Il centro della nuova rivolta è la regione di Latakia, roccaforte degli alawiti  e dei fedelissimi di Assad. Questi ultimi, in risposta alle violenze perpetrate da milizie sunnite più o meno controllate da HTS, hanno lanciato diversi attacchi alle forze di sicurezza del nuovo Governo, colpendo pattuglie e checkpoint a Jableh e dintorni. La risposta del Governo e delle milizie sunnite è stata brutale: oltre 1.300 persone sono state uccise e la maggioranza di essi, almeno 800, sono civili alawiti.
L’aspetto più tragico di questa nuova ondata di violenze è legato alla modalità di uccisione dei civili, massacrati in atti di vendetta collettiva e pulizia etnica, con interi villaggi devastati e dati alle fiamme. Al-Sharaa ha condannato le violenze e tentato di punire i colpevoli, chiedendo unità nazionale, ma è chiaro che non è capace di controllare la galassia di milizie dietro le stragi.

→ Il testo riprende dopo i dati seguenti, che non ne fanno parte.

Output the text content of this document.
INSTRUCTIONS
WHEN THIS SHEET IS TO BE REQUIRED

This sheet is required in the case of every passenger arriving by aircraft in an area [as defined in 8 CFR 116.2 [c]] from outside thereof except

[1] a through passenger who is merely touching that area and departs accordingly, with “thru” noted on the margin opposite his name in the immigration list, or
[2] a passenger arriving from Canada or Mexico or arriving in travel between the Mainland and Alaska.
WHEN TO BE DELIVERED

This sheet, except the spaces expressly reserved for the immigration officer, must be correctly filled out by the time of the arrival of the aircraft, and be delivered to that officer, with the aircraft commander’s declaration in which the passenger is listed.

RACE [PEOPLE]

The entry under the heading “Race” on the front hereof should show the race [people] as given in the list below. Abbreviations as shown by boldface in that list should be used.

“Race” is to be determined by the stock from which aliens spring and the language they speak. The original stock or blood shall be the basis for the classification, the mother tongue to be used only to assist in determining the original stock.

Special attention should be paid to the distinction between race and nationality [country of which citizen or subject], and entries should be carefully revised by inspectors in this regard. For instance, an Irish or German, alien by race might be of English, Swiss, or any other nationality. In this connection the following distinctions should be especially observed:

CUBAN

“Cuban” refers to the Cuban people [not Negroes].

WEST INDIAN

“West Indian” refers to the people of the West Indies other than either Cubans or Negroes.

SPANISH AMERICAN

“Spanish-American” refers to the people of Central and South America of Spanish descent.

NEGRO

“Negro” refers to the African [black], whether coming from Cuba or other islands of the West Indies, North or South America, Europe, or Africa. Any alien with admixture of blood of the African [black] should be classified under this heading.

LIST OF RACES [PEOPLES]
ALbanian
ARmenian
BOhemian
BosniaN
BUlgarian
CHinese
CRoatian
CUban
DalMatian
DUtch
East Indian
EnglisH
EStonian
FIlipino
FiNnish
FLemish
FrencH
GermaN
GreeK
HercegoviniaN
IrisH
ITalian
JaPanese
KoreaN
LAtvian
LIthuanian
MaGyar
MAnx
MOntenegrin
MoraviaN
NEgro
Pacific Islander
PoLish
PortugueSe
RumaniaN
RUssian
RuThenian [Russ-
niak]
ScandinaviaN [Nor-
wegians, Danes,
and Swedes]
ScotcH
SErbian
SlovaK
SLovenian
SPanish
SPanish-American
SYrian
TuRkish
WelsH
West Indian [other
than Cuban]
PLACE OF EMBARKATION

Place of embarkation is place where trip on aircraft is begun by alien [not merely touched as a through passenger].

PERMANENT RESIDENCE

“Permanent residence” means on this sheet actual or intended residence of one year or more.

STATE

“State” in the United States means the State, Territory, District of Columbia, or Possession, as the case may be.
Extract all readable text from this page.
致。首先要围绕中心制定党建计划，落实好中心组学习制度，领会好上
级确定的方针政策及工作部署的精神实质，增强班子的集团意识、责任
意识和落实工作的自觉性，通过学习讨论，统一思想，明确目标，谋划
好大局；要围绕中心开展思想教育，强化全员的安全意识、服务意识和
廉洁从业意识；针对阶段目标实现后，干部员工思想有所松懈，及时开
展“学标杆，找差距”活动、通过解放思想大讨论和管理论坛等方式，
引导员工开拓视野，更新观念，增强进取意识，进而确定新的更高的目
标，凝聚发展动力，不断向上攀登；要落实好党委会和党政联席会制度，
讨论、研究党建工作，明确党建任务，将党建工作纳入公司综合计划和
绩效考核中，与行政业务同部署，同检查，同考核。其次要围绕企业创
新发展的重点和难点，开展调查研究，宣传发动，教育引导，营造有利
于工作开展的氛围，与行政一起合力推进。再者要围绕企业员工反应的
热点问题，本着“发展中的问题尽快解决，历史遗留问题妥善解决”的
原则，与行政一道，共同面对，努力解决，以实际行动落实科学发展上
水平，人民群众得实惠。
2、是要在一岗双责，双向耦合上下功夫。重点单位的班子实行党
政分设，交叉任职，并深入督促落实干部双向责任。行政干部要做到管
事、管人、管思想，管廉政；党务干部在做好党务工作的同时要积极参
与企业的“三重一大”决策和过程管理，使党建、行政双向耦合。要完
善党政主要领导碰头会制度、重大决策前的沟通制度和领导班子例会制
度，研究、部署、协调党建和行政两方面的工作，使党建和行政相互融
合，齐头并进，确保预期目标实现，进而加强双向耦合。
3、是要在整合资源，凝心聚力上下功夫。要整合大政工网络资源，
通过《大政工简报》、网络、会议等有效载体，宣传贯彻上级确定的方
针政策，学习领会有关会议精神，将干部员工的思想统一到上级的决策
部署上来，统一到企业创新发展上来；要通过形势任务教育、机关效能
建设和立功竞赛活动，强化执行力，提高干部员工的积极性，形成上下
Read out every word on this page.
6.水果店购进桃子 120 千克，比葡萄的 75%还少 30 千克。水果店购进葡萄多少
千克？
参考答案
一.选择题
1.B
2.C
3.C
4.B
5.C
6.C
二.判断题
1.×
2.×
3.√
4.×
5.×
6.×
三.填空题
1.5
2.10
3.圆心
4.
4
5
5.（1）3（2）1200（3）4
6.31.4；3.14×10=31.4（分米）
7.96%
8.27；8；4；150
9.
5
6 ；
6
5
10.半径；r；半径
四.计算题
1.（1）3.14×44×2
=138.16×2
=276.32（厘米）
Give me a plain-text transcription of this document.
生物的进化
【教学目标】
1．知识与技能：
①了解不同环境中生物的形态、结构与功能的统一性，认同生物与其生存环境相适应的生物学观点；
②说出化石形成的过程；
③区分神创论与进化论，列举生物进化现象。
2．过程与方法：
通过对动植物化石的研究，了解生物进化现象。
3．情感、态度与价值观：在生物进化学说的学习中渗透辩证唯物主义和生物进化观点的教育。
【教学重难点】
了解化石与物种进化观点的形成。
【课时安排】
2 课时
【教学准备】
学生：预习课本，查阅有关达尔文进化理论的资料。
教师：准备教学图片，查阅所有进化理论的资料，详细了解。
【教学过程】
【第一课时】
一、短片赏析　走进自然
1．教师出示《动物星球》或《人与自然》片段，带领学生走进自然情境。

La situazione drammatica ha spinto migliaia di persone alla fuga, incluso presso la base aerea russa di Khmeimim. E’ chiaro che il futuro della Siria resta fortemente in bilico. La caduta di Assad ha lasciato un vuoto di potere che il nuovo Governo fatica a colmare, mentre il Paese rischia di scivolare nuovamente nel baratro della guerra civile.